Hace dos meses, en Christie’s, se remató la corona de los Andes por 2,2 millones de dólares. La adquirió el MET (Metropolitan Museum of Art, de N. Y.), como una de las piezas más significativas de la orfebrería hispanoamericana. En las grandes ocasiones, la portaba sobre sus sienes desde el siglo XVI la muy venerada Virgen de la Inmaculada Concepción de la catedral de Popayán. Pesa 2,5 kilos de oro y la adornan 443 esmeraldas, algunas muy raras, en forma de aguacate.
La Cofradía de la Inmaculada Concepción, custodio de la Corona, se remontaba a los tiempos del fundador de Popayán, Sebastián de Belalcázar. En tiempos más sencillos que el presente, se demostraba piedad y munificencia fundando conventos y enjoyando imágenes de los pasos de las procesiones. La Cofradía se enriqueció con legados píos. Bienes que, a pesar de la aprehensión de la Iglesia, permanecían desde siempre guardados en las casas de familias linajudas. Los depositarios, pese a la aprehensión de la Iglesia y el rey, “llegaron insensiblemente a considerarse como dueños…”.
El virtuoso deán de la catedral, Emiliano López, nota la ausencia de la corona el día de las velitas de 1933. Son tiempos difíciles. La orgullosa Popayán viene en franco declivio. En 1914, el síndico de la Cofradía había solicitado al Papa autorización para enajenar la corona de la Virgen y con su importe “fundar un asilo de ancianos”. Se otorga, pero con supervisión episcopal. Entre tanto, la corona interesa al comerciante de joyas Warren Piper desde cuando es exhibida en la exposición Panamá-Pacífico, en San Francisco.

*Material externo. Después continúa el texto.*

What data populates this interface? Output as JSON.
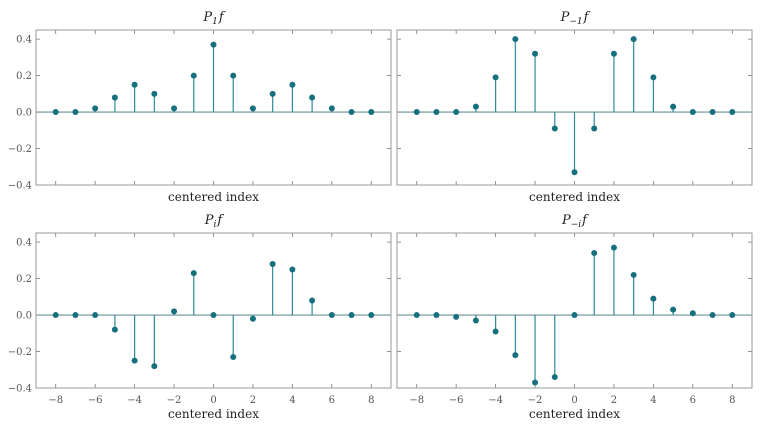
{
  "colors": {
    "stem": "#2e8b9a",
    "marker": "#17707e",
    "baseline": "#6a8f96",
    "frame": "#9a9a9a"
  },
  "chart_data": [
    {
      "type": "stem",
      "title": {
        "base": "P",
        "sub": "1",
        "suffix": "f"
      },
      "xlabel": "centered index",
      "ylabel": "",
      "xlim": [
        -9,
        9
      ],
      "ylim": [
        -0.4,
        0.45
      ],
      "xticks": [
        -8,
        -6,
        -4,
        -2,
        0,
        2,
        4,
        6,
        8
      ],
      "yticks": [
        -0.4,
        -0.2,
        0.0,
        0.2,
        0.4
      ],
      "show_xtick_labels": false,
      "show_ytick_labels": true,
      "x": [
        -8,
        -7,
        -6,
        -5,
        -4,
        -3,
        -2,
        -1,
        0,
        1,
        2,
        3,
        4,
        5,
        6,
        7,
        8
      ],
      "y": [
        0.0,
        0.0,
        0.02,
        0.08,
        0.15,
        0.1,
        0.02,
        0.2,
        0.37,
        0.2,
        0.02,
        0.1,
        0.15,
        0.08,
        0.02,
        0.0,
        0.0
      ]
    },
    {
      "type": "stem",
      "title": {
        "base": "P",
        "sub": "−1",
        "suffix": "f"
      },
      "xlabel": "centered index",
      "ylabel": "",
      "xlim": [
        -9,
        9
      ],
      "ylim": [
        -0.4,
        0.45
      ],
      "xticks": [
        -8,
        -6,
        -4,
        -2,
        0,
        2,
        4,
        6,
        8
      ],
      "yticks": [
        -0.4,
        -0.2,
        0.0,
        0.2,
        0.4
      ],
      "show_xtick_labels": false,
      "show_ytick_labels": false,
      "x": [
        -8,
        -7,
        -6,
        -5,
        -4,
        -3,
        -2,
        -1,
        0,
        1,
        2,
        3,
        4,
        5,
        6,
        7,
        8
      ],
      "y": [
        0.0,
        0.0,
        0.0,
        0.03,
        0.19,
        0.4,
        0.32,
        -0.09,
        -0.33,
        -0.09,
        0.32,
        0.4,
        0.19,
        0.03,
        0.0,
        0.0,
        0.0
      ]
    },
    {
      "type": "stem",
      "title": {
        "base": "P",
        "sub": "i",
        "suffix": "f"
      },
      "xlabel": "centered index",
      "ylabel": "",
      "xlim": [
        -9,
        9
      ],
      "ylim": [
        -0.4,
        0.45
      ],
      "xticks": [
        -8,
        -6,
        -4,
        -2,
        0,
        2,
        4,
        6,
        8
      ],
      "yticks": [
        -0.4,
        -0.2,
        0.0,
        0.2,
        0.4
      ],
      "show_xtick_labels": true,
      "show_ytick_labels": true,
      "x": [
        -8,
        -7,
        -6,
        -5,
        -4,
        -3,
        -2,
        -1,
        0,
        1,
        2,
        3,
        4,
        5,
        6,
        7,
        8
      ],
      "y": [
        0.0,
        0.0,
        0.0,
        -0.08,
        -0.25,
        -0.28,
        0.02,
        0.23,
        0.0,
        -0.23,
        -0.02,
        0.28,
        0.25,
        0.08,
        0.0,
        0.0,
        0.0
      ]
    },
    {
      "type": "stem",
      "title": {
        "base": "P",
        "sub": "−i",
        "suffix": "f"
      },
      "xlabel": "centered index",
      "ylabel": "",
      "xlim": [
        -9,
        9
      ],
      "ylim": [
        -0.4,
        0.45
      ],
      "xticks": [
        -8,
        -6,
        -4,
        -2,
        0,
        2,
        4,
        6,
        8
      ],
      "yticks": [
        -0.4,
        -0.2,
        0.0,
        0.2,
        0.4
      ],
      "show_xtick_labels": true,
      "show_ytick_labels": false,
      "x": [
        -8,
        -7,
        -6,
        -5,
        -4,
        -3,
        -2,
        -1,
        0,
        1,
        2,
        3,
        4,
        5,
        6,
        7,
        8
      ],
      "y": [
        0.0,
        0.0,
        -0.01,
        -0.03,
        -0.09,
        -0.22,
        -0.37,
        -0.34,
        0.0,
        0.34,
        0.37,
        0.22,
        0.09,
        0.03,
        0.01,
        0.0,
        0.0
      ]
    }
  ]
}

Camuflada en el cilíndrico empaque de un cubilete, si bien con todos sus papeles de exportación en regla y la obligación de repatriar las divisas de la venta, la corona zarpa para EE. UU. en lujoso Santa de la Grace Line. Un año después, la arquidiócesis conmina a Manuel Olano, síndico de la Cofradía, a restituir una larga lista de alhajas y bienes destinados al culto de la Virgen, que incluye la corona. La respuesta se alarga. El arzobispo destituye al síndico de su cargo e interpone recursos judiciales.
¡Escándalo! La sociedad se divide. Eso de inculpar a una blasonada familia no tiene antecedentes. Y, además, ¿dónde están las pruebas de que la corona no le pertenecía después de tantos años bajo su custodia? Según la tradición, cuando más atribulado se encontraba el arzobispo, el buen deán Maximiliano, el que había notado la ausencia de la corona unos años antes, se topa con los documentos probatorios al remover los cajones de un armario rebelde. Gentes piadosas hablan del milagro del armario.
El juez tercero de Popayán, en un enjundioso fallo de 1937, condena a Olano a restituir todos los bienes de la Cofradía a su cargo, incluida la corona: era patente que los síndicos no eran más que tenedores de propiedades eclesiásticas. Don Sancho Jimeno, el héroe de Cartagena en 1697, hubiese aplaudido a rabiar.
La corona, empero, ya había sido vendida a un sindicato promovido por el tenaz Mr. Piper. Los compradores anuncian la adquisición, con gran despliegue, en el Waldorf-Astoria, el 8 de junio de 1936, de donde parte a una triunfal tournée de exhibición por Estados Unidos. Las gentes se agolpan para contemplar la maravilla.
A la curia le endosan los créditos remanentes de la venta. A Olano, a quien aqueja una terrible enfermedad, se le condona el faltante, en atención a sus servicios a la Iglesia. Parte de lo recuperado va al nuevo palacio arzobispal. El asilo de ancianos no se construye. ¡Colorín colorado!